The epicentre of the quake was determined at Rieti, around 170 km southwest of Rome, central Amatrice town's mayor Sergio Pirozzi said, adding that the “town isn't here anymore”.
The magnitude 6 quake struck at 3:36 a.m. (0136 GMT) and was felt across a broad swath of central Italy, including Rome where residents of the capital felt a long swaying followed by aftershocks.
The hardest-hit towns were Amatrice and Accumoli near Rieti, some 80 kilometers (50 miles) northeast of Rome. The center of Amatrice was devastated, with entire palazzos razed to the ground.
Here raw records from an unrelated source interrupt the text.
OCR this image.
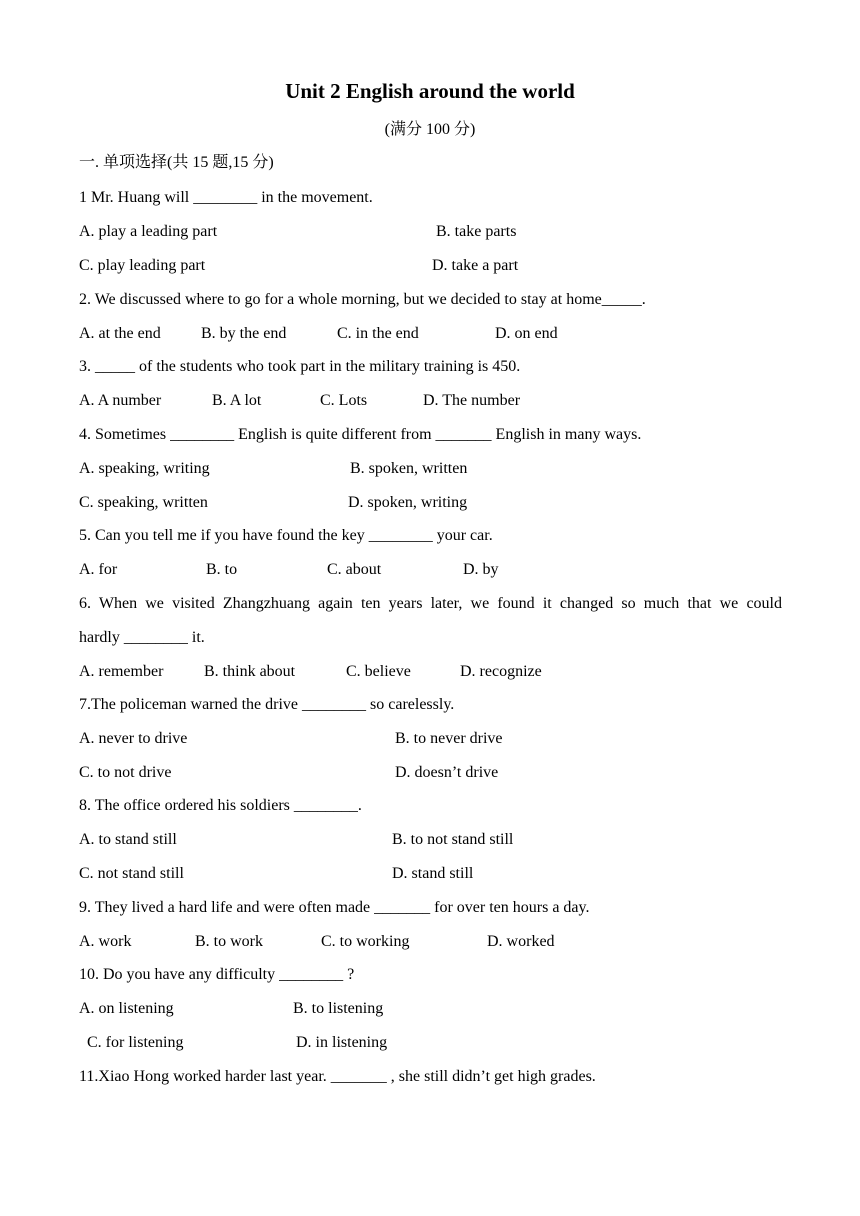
Unit 2 English around the world
(满分 100 分)
一. 单项选择(共 15 题,15 分)
1 Mr. Huang will ________ in the movement.
A. play a leading part	B. take parts
C. play leading part	D. take a part
2. We discussed where to go for a whole morning, but we decided to stay at home_____.
A. at the end	B. by the end	C. in the end	D. on end
3. _____ of the students who took part in the military training is 450.
A. A number	B. A lot	C. Lots	D. The number
4. Sometimes ________ English is quite different from _______ English in many ways.
A. speaking, writing	B. spoken, written
C. speaking, written	D. spoken, writing
5. Can you tell me if you have found the key ________ your car.
A. for	B. to	C. about	D. by
6. When we visited Zhangzhuang again ten years later, we found it changed so much that we could
hardly ________ it.
A. remember	B. think about	C. believe	D. recognize
7.The policeman warned the drive ________ so carelessly.
A. never to drive	B. to never drive
C. to not drive	D. doesn’t drive
8. The office ordered his soldiers ________.
A. to stand still	B. to not stand still
C. not stand still	D. stand still
9. They lived a hard life and were often made _______ for over ten hours a day.
A. work	B. to work	C. to working	D. worked
10. Do you have any difficulty ________ ?
A. on listening	B. to listening
C. for listening	D. in listening
11.Xiao Hong worked harder last year. _______ , she still didn’t get high grades.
Rocks and metal tumbled onto the streets and dazed residents huddled in piazzas as aftershocks continued into the early morning hours.
As daylight dawned, residents, civil protection workers and even priests began digging out with shovels, bulldozers and their bare hands, trying to reach survivors.
The Italian Geological service put the magnitude at 6.0. The U.S. Geological Survey reported the magnitude at 6.2 with the epicenter at Norcia, about 170 kilometers (105 miles) northeast of Rome, and with a relatively shallow depth of 10 kilometers (6 miles).
The mayor of the quake-hit town of Accumoli, Stefano Petrucci, said at least six people had died there, including a family of four, and two others. "There are deaths," he told state-run RaiNews24.
In Amatrice, the ANSA news agency reported two bodies had been pulled from one building. The Rev. Fabio Gammarota told ANSA another three were killed in a separate collapse.
Amatrice Mayor Pirozzi told state-run RAI radio and Sky TG24 that residents were buried under collapsed buildings, that the lights had gone out and that heavy equipment was needed to clear streets clogged with debris.
The office of Premier Matteo Renzi tweeted that heavy equipment was on its way.
In 2009, a 6.3-magnitude earthquake struck in the same region and killed more than 300 people. The earlier earthquake struck L'Aquila in central Italy, about 90 kilometers (55 miles) south of the latest quake.
A 1997 quake killed a dozen people in the area and severely damaged one of the jewels of Umbria, the Basilica of St. Francis in Assisi, filled with Giotto frescoes. The Franciscan friars who are the custodians of the basilica reported no immediate damage from Wednesday's temblor.